Der April endete mit brutaler Hitze. Die
indische Regierung hatte allen Schulen, nicht nur in West Bengalen, Hitzefrei
auf unbestimmten Zeitraum erteilt. Temperaturen bis zu 45 Grad Celsius und eine
ekelhafte Luftfeuchtigkeit machten uns das Leben schwer, weil wir nicht selten
keinen Strom und dadurch auch keinen Fan hatten. Zu dieser Zeit bereitete mein
tanzender Father Saju eine ausgewählte Gruppe von Mädchen aus der Umgebung, die
seit vielen Jahren bei ihm tanzen, auf eine einmonatige Tanztournee durch das
deutschsprachige Mitteleuropa vor. Und wenn Father Saju Vorbereitung sagt, dann
sind das jeden mind. fünf Stunden tanzen und proben. Die Gruppe, die in vielen
katholischen Institutionen aufgetreten ist, hat ein Dance-Drama vorbereitet,
welches ein paar Wochen vor der Abreise in Patna, Bihar von ihnen uraufgeführt
wurde. Für einige der Mädchen war es die erste Aufführung ohne ihre Eltern im
Publikum und ein kleiner Vorgeschmack auf die Zeit in Europa. In der
schulfreien Zeit hatte ich viel Freizeit. Jene habe ich genutzt um in der
Schule ein wenig Gitarrenunterricht zu geben und in der Schulband mitzuwirken.

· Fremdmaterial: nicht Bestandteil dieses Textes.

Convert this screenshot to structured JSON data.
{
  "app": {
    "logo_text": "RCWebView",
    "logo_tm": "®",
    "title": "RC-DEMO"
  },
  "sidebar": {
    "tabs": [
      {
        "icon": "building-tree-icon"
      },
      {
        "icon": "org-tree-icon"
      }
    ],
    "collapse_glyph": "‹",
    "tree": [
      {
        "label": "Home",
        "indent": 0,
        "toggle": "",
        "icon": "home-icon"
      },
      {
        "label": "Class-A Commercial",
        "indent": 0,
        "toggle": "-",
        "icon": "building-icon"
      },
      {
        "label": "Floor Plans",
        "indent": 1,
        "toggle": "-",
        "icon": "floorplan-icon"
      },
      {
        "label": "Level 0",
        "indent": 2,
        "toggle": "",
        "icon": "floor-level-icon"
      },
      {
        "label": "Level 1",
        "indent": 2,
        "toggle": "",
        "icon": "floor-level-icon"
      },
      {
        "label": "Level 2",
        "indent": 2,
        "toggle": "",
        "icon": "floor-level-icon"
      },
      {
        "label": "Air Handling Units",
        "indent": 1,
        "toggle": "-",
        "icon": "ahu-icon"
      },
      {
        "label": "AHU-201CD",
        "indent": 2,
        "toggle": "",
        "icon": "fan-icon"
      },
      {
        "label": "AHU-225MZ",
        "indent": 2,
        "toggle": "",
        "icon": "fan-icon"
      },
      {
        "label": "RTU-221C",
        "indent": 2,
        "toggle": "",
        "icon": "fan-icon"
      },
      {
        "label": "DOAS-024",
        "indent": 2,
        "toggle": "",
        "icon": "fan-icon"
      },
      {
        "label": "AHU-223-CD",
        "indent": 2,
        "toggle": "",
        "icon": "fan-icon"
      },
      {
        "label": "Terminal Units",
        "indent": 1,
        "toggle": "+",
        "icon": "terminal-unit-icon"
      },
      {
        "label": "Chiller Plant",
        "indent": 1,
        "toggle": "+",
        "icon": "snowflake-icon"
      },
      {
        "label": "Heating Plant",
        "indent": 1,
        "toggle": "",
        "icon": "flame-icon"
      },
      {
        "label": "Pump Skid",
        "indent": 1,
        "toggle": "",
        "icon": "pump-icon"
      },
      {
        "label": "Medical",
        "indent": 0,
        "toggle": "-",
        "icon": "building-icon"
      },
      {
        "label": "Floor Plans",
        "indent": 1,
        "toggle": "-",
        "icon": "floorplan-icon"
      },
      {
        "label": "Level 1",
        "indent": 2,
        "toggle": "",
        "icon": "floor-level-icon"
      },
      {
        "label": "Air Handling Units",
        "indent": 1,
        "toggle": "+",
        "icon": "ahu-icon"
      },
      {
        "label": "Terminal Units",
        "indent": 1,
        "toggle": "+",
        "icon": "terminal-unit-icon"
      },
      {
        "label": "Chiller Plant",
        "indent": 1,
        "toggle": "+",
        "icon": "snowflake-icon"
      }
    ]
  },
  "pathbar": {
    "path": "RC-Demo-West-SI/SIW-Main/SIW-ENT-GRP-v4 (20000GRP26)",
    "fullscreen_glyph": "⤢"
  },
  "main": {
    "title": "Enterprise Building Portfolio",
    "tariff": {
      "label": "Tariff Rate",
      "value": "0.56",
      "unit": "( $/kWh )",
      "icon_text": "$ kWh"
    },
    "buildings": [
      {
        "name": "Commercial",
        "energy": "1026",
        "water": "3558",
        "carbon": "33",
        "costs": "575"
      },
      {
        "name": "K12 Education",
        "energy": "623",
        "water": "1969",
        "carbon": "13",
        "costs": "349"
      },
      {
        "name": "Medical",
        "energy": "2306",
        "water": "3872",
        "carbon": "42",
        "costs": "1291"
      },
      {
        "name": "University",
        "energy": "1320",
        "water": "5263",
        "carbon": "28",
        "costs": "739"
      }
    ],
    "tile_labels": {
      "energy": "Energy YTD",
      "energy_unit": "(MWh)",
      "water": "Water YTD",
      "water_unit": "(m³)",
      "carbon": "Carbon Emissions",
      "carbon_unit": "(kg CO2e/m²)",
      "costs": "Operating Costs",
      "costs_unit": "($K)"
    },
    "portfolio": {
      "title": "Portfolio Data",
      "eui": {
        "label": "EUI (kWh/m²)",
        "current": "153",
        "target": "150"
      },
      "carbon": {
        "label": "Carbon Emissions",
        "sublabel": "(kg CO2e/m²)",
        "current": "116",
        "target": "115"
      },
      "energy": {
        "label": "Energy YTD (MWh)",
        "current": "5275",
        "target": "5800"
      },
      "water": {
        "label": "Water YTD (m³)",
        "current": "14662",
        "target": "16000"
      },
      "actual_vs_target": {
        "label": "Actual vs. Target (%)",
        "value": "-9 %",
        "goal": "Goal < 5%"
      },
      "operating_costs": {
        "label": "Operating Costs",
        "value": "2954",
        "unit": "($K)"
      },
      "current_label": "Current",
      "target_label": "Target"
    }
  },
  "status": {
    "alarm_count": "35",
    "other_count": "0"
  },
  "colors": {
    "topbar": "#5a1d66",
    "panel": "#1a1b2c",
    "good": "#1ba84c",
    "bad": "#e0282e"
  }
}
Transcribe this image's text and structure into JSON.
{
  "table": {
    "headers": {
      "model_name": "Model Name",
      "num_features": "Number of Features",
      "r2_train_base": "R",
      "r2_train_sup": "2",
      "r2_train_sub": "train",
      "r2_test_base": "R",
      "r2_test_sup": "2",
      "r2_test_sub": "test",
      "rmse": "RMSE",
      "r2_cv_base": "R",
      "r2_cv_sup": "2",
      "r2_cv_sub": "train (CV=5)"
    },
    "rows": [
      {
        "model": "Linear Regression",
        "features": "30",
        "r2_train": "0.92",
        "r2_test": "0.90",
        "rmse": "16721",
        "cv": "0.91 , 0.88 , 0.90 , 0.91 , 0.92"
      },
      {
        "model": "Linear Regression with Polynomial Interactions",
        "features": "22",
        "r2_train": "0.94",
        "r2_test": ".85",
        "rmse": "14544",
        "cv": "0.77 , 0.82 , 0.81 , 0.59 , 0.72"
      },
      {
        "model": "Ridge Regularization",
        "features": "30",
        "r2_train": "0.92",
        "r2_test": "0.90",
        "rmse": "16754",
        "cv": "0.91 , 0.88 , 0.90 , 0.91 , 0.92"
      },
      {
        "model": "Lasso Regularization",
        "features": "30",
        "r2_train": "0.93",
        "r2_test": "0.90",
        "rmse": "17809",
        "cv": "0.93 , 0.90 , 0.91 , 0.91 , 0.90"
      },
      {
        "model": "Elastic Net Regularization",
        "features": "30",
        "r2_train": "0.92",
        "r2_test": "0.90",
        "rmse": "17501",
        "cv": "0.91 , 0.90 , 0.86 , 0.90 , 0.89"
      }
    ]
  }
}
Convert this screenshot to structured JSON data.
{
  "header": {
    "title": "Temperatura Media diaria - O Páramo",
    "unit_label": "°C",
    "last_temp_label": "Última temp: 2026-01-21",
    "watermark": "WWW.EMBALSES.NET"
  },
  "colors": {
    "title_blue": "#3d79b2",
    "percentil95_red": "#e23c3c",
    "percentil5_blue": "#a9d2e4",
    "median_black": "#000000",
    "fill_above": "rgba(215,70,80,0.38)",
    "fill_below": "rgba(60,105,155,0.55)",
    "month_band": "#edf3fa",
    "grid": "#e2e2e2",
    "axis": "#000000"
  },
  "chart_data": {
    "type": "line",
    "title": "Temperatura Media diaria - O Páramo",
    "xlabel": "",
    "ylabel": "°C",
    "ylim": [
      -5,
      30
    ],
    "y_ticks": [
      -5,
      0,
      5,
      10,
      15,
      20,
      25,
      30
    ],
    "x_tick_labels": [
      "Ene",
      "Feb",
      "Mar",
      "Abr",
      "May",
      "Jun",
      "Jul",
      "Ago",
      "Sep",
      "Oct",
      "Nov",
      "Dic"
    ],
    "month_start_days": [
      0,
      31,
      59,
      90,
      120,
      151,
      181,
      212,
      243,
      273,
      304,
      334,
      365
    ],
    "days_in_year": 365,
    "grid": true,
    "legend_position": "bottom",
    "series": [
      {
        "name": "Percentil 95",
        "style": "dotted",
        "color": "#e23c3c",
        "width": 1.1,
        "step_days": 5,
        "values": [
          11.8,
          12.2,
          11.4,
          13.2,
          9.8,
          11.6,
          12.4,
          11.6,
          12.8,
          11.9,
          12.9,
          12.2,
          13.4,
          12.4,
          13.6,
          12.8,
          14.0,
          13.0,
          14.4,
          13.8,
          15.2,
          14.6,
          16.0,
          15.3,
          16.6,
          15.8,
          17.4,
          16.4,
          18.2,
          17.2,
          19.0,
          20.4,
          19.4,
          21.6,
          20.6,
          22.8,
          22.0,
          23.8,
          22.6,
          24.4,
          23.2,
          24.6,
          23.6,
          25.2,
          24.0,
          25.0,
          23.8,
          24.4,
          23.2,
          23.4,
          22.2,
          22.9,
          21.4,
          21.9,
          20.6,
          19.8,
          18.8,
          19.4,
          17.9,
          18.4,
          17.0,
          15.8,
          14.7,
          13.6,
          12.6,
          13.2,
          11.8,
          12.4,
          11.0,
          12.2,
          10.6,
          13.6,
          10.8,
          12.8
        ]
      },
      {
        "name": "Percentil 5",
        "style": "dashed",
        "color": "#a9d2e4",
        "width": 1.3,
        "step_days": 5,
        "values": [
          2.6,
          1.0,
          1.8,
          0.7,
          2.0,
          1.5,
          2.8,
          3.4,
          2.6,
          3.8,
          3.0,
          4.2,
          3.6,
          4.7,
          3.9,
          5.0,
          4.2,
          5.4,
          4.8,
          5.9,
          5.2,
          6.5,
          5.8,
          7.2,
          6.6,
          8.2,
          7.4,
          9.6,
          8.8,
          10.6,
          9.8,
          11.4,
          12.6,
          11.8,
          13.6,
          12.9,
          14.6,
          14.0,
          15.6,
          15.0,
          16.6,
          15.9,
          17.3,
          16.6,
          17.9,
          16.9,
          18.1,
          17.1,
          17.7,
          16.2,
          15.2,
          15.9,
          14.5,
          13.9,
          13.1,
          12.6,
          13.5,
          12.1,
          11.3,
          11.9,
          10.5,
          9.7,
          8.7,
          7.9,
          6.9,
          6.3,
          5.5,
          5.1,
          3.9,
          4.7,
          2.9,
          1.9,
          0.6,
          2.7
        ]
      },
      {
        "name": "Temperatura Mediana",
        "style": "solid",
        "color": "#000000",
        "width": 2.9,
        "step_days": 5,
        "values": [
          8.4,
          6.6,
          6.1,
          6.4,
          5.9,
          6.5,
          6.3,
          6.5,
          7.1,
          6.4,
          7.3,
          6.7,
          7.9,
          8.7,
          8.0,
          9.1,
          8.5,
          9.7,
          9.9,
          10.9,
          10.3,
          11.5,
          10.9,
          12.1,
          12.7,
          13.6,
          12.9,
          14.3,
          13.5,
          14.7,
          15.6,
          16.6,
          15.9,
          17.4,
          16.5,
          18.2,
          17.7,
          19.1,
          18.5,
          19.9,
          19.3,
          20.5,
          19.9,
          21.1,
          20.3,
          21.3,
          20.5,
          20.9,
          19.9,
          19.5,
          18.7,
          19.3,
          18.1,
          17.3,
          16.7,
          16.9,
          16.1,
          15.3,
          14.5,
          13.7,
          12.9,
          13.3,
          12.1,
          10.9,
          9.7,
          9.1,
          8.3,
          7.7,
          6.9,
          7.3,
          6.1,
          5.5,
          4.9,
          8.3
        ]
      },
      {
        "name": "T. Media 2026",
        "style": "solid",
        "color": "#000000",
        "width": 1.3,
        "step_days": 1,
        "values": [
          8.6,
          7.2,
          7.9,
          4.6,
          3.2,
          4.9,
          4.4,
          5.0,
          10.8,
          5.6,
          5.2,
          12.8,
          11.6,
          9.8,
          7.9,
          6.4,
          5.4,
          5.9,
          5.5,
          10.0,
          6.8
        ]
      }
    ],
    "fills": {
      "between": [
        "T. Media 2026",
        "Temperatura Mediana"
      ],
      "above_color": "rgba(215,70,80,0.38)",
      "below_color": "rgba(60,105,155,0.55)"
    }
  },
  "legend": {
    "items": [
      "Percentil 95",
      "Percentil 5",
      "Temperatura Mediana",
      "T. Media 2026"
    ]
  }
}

Nach ein paar Tage hat mir Father Amulya, der sehr musikinteressiert ist und
die Schulband auf die Beine gestellt hat, die Aufsicht und Leitung der
15-köpfigen Band für ein paar Wochen überlassen.
Unterbrochen wurde diese recht entspannte
Routine vom Election Day. Wenn an jedem Tuktuk politische Fahnen und Banner
hängen und die Straßen voll von Lautsprechern sind, die verschiedenste
politische Botschaften über die Teiche und durch die Siedlungen posaunen, dann
weiß man, dass bald eine Wahl ansteht. Die Wahlbeteiligung der Bevölkerung ist
enorm. Jeder der kann geht zur Wahlurne, die die nicht gehen, würden es aber
gerne. Meist wird jede Wahlurne von sogenannten Goondas, den Kleinkriminellen, beherrscht.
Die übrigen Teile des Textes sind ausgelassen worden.